The Openpay Group Ltd (ASX: OPY) share price has returned from its trading halt and tumbled notably lower.
In afternoon trade, the buy now pay later (BNPL) provider’s share are down 13% to a new low of 25.5 cents.
This means the Openpay share price has now lost two-thirds of its value in 2022.
Why is the Openpay share price sinking?
The Openpay share price is under pressure today after the company completed a placement of shares to sophisticated and institutional investors.
According to the release, Openpay has raised $18.25 million from the placement at an 18.6% discount of 24 cents per new share.
The release explains that Openpay received cornerstone support from existing and new shareholders to invest $16 million under the placement. Though, a portion of this will be subject to shareholder approval.
Management intends to use the capital raised to accelerate its pathway to profitability in the ANZ market. This is expected to be achieved by June 2023.
This will involve acquiring new merchants and customers at scale in the ANZ market, increasing customer retention, making platform and technology enhancements, and contributing to its growing receivables book.
Supporting the ‘engine room of the company’

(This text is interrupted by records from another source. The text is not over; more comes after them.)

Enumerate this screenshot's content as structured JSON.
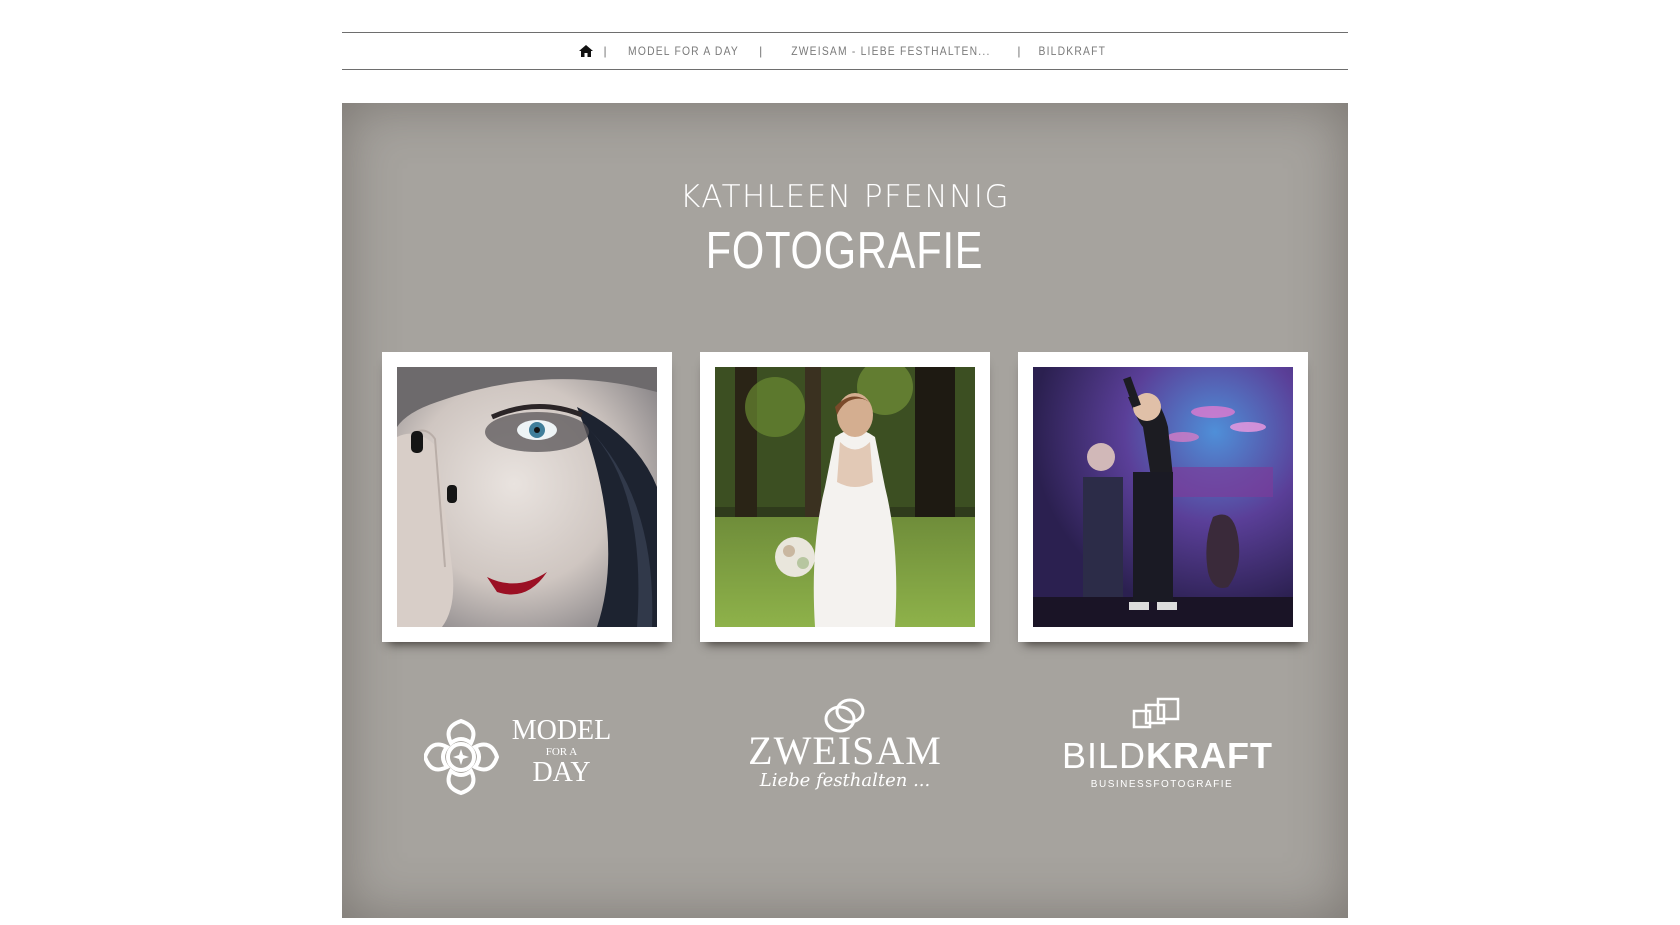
{
  "nav": {
    "home_icon": "home-icon",
    "separator": "|",
    "items": [
      {
        "label": "MODEL FOR A DAY"
      },
      {
        "label": "ZWEISAM - LIEBE FESTHALTEN..."
      },
      {
        "label": "BILDKRAFT"
      }
    ]
  },
  "hero": {
    "name": "KATHLEEN PFENNIG",
    "title": "FOTOGRAFIE",
    "background_color": "#a6a39e"
  },
  "gallery": [
    {
      "subject": "portrait-woman-hand-over-eye"
    },
    {
      "subject": "bride-in-lace-dress-in-forest"
    },
    {
      "subject": "singer-on-stage-concert"
    }
  ],
  "logos": {
    "model_for_a_day": {
      "line1": "MODEL",
      "line2": "FOR A",
      "line3": "DAY"
    },
    "zweisam": {
      "name": "ZWEISAM",
      "tagline": "Liebe festhalten ..."
    },
    "bildkraft": {
      "name_light": "BILD",
      "name_bold": "KRAFT",
      "tagline": "BUSINESSFOTOGRAFIE"
    }
  }
}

Openpay’s ANZ CEO, Dion Appel, notes that this capital raising will support the company’s key driver of growth.
Openpay ANZ is accelerating its pathway to profitability through sustainable growth, market-leading margins and business simplification. Australia is currently the engine room of the Company and we remain focused on delivering this plan. We appreciate the strong and continued support shown by existing shareholders, and new investors for the Placement and are pleased to welcome eligible shareholders to participate in the SPP on the same terms as the Placement to further accelerate our strategy.
Openpay will now seek to raise a further $2 million via a share purchase plan. This will be undertaken at 24 cents per share, which is the same price as the placement.